As TV commercials go, this one seems especially timely.

It shows a woman named Claire at a staff meeting, anxiously waiting to see who will be promoted to the new senior vice-president position.

When she hears “Mike” is getting the promotion, her face drops and she feigns a smile, until her phone vibrates with a notification from a job-search website telling her she has an interview request for a senior VP post at another company.

“This wasn’t the first time Claire had been passed up for the promotion,” the narrator intones, “but it would be the last time.”

It wouldn’t be surprising if that job-search ad became popular viewing among female senior managers at city hall in light of a front-page headline in Monday’s Free Press that declared: “City’s top earners are all men.”

The story revealed the city’s top nine income-earners for 2018 — including the city’s senior managers, police chief and three deputy police chiefs — are all men. The 10th top earner was a police constable but, for privacy reasons, the disclosure list does not reveal officers’ names or genders.

The city’s top 100 earners included 39 men and seven women. The remaining 54 were not named because they are police officers, a group statistically dominated by men.

It may not be surprising that women have been largely excluded from the highest-paying jobs with the city, but it is certainly not acceptable. In 2019, female managers should not be slamming their heads into a glass ceiling that should have been shattered decades earlier.

The city’s human resources director, Angie Cusson, acknowledged to the Free Press that the city has a gender problem and is working to correct the lack of diversity.

“We recognize that we have some work to do and that’s why it’s been a priority for us,” Ms. Cusson said. “More and more women are coming on board to the city. We continue to be committed to increasing diversity.”

Ms. Cusson is correct — there is more work to do. The Canadian Centre for Policy Alternatives has rated Winnipeg 18th out of 26 cities for its percentage of female senior managers, and that’s not a ranking to be proud of.

On a wider scale, Canada has been ranked as having the eighth-highest gender pay gap among 43 countries examined by the Organization for Economic Co-operation and Development. Full-time working women in this country earn an average of 75 cents for every dollar men make.

Winnipeggers do not have a voice in how private companies are run, but they certainly have a right to say something about the way governments conduct their business.

Programs and a commitment to diversity are laudable, but real change will require Mayor Brian Bowman and the rest of city council to muster the political will to ensure qualified women are not only promoted into top jobs, but compensated equitably once they are.

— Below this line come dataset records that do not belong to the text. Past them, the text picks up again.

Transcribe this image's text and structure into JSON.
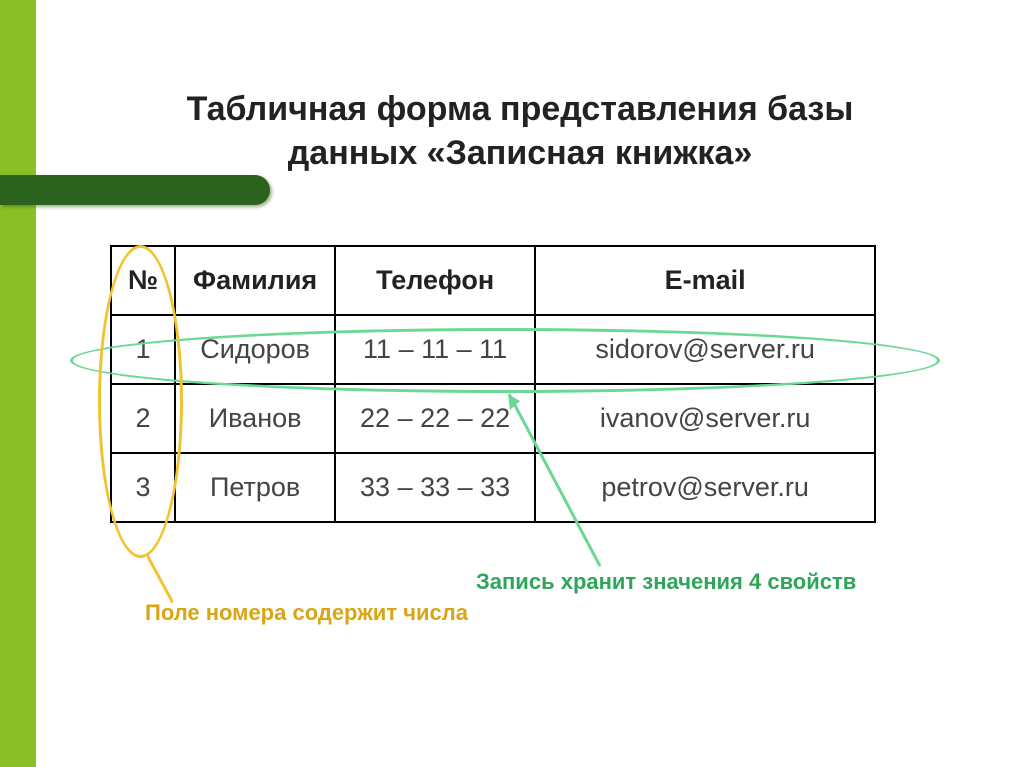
{
  "title": "Табличная форма представления базы данных «Записная книжка»",
  "table": {
    "headers": [
      "№",
      "Фамилия",
      "Телефон",
      "E-mail"
    ],
    "rows": [
      [
        "1",
        "Сидоров",
        "11 – 11 – 11",
        "sidorov@server.ru"
      ],
      [
        "2",
        "Иванов",
        "22 – 22 – 22",
        "ivanov@server.ru"
      ],
      [
        "3",
        "Петров",
        "33 – 33 – 33",
        "petrov@server.ru"
      ]
    ]
  },
  "callouts": {
    "field": "Поле номера содержит числа",
    "record": "Запись хранит значения 4 свойств"
  }
}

It is worth noting it was only four years ago that Prime Minister Justin Trudeau earned international headlines and praise for naming the first gender-balanced cabinet — 15 women and 16 men — in Canadian history.

Asked by a reporter why parity was so important, Mr. Trudeau offered a simple mic-drop response: “Because it’s 2015.”

The city insists it is working to end gender disparity and attract more women to top jobs. Voters should demand it of all politicians who seek their votes.

The status quo is no longer acceptable — because, after all, it’s 2019.